Como a pesar de los pesares la Iglesia sigue respirando, viva, y cumpliendo su misión y estos palos a las ruedas no pueden con la religión y la religiosidad tradicional y arraigada en la inmensa mayoría de nuestro pueblo, acuden incluso a la provocación de la mofa, las pantomimas soeces y chabacanas, y hasta la agresión, el reto y la provocación, intentando, ya que no convencen con la fuerza de la razón, vencer por la razón de la violencia.
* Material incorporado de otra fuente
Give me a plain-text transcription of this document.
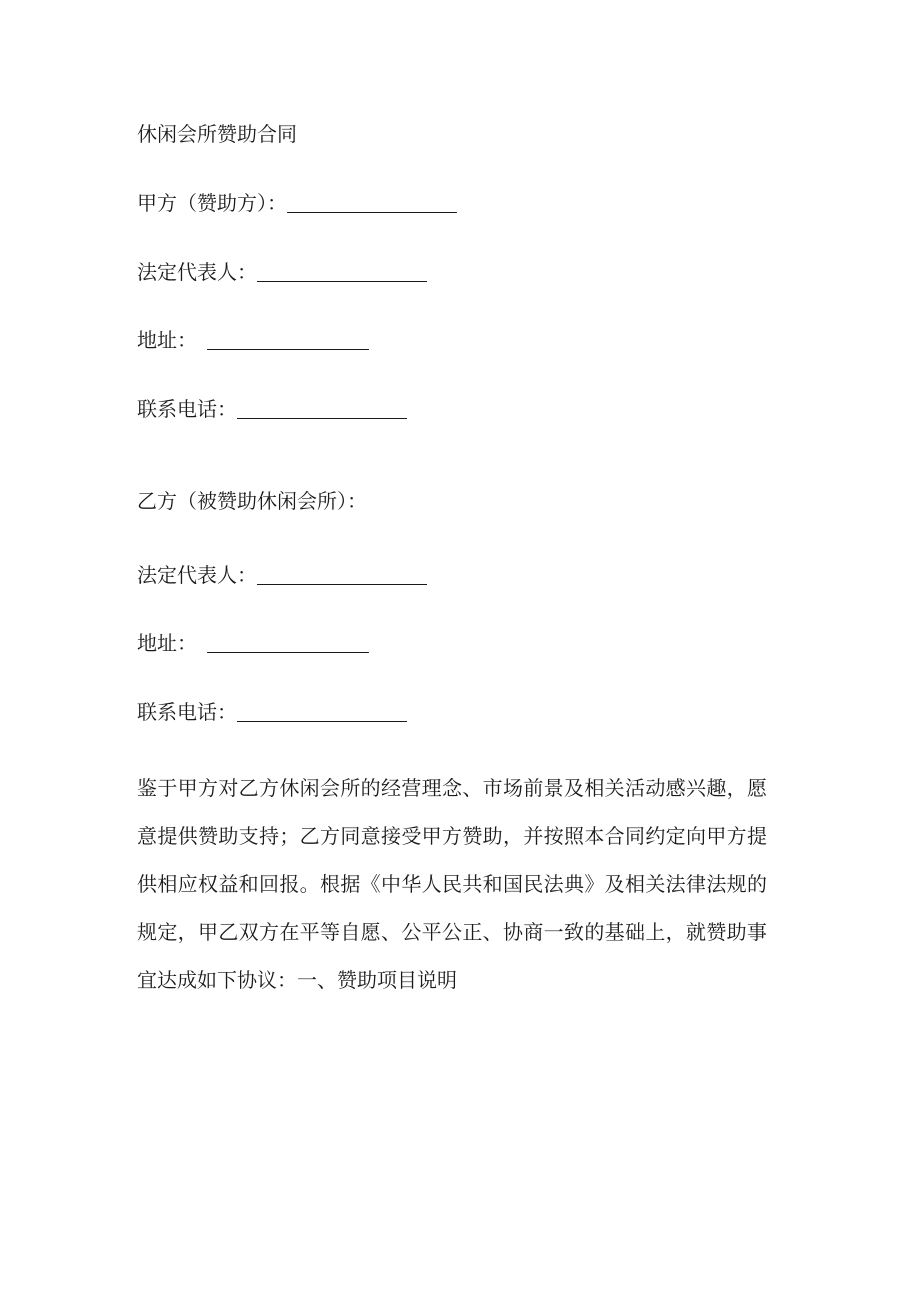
休闲会所赞助合同
甲方（赞助方）：
法定代表人：
地址：
联系电话：
乙方（被赞助休闲会所）：
法定代表人：
地址：
联系电话：
鉴于甲方对乙方休闲会所的经营理念、市场前景及相关活动感兴趣，愿
意提供赞助支持；乙方同意接受甲方赞助，并按照本合同约定向甲方提
供相应权益和回报。根据《中华人民共和国民法典》及相关法律法规的
规定，甲乙双方在平等自愿、公平公正、协商一致的基础上，就赞助事
宜达成如下协议：一、赞助项目说明
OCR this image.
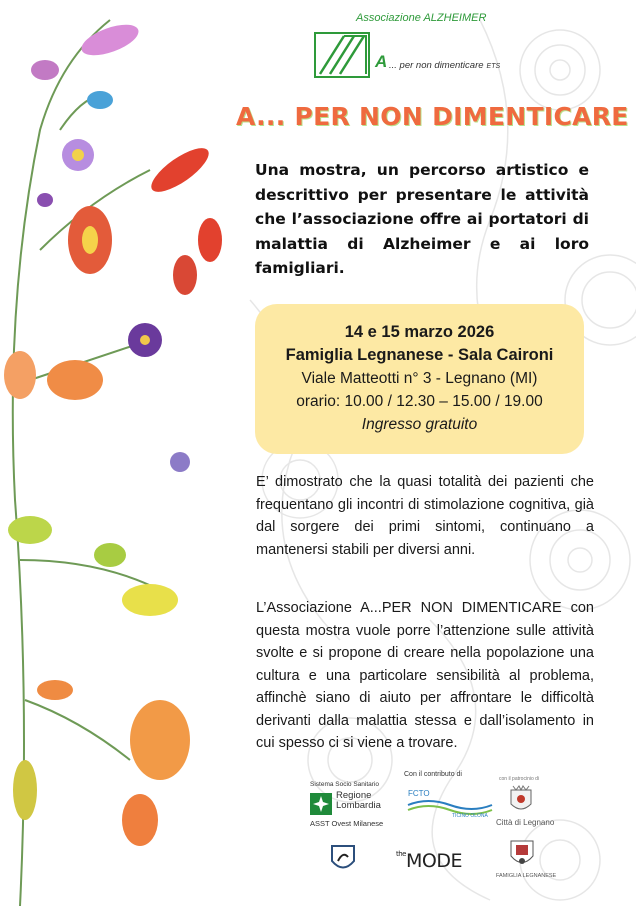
Associazione ALZHEIMER
A ... per non dimenticare ETS
A... PER NON DIMENTICARE
Una mostra, un percorso artistico e descrittivo per presentare le attività che l’associazione offre ai portatori di malattia di Alzheimer e ai loro famigliari.
14 e 15 marzo 2026
Famiglia Legnanese - Sala Caironi
Viale Matteotti n° 3 - Legnano (MI)
orario: 10.00 / 12.30 – 15.00 / 19.00
Ingresso gratuito
E’ dimostrato che la quasi totalità dei pazienti che frequentano gli incontri di stimolazione cognitiva, già dal sorgere dei primi sintomi, continuano a mantenersi stabili per diversi anni.
L’Associazione A...PER NON DIMENTICARE con questa mostra vuole porre l’attenzione sulle attività svolte e si propone di creare nella popolazione una cultura e una particolare sensibilità al problema, affinchè siano di aiuto per affrontare le difficoltà derivanti dalla malattia stessa e dall’isolamento in cui spesso ci si viene a trovare.
Sistema Socio Sanitario
Regione
Lombardia
ASST Ovest Milanese
Con il contributo di
FCTO
TICINO OLONA
con il patrocinio di
Città di Legnano
$^{the}$MODE
FAMIGLIA LEGNANESE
En esta carrera de “ocurrencias” ahora “toca” a las campanas. Quieren silenciar el apacible sonido de ese tradicional, sentimental y bucólico instrumento que no sólo convoca a los creyentes a oración y piedad, sino que es como el diario de la población o del barrio, que al tiempo que al cristiano le recuerda momentos de devoción, al amanecer, a mediodía y al atardecer, también avisa al pueblo, todo, con sus toques de arrebato, de fiesta, de gloria o de duelo. Nos cuenta Cantalejo que un veraneante de un pueblín soriano, Hinojosa del Campo, ha solicitado silenciar la campana del reloj de la iglesia; parece que al esporádico vecino le afecta más que al resto de los vecinos, que no quieren el silencio de sus campanas.
Pues yo prefiero hablar del sonido de las campanas como motivo de llamada, que originado en Persia, Grecia y Roma, tomando nombre de la Campania italiana, hoy brinda hasta 200 diferentes toques, llamada a la unión, de celebración, de vida comunitaria, incluso siendo motivo de interesantes conciertos…, y también al duelo compartido.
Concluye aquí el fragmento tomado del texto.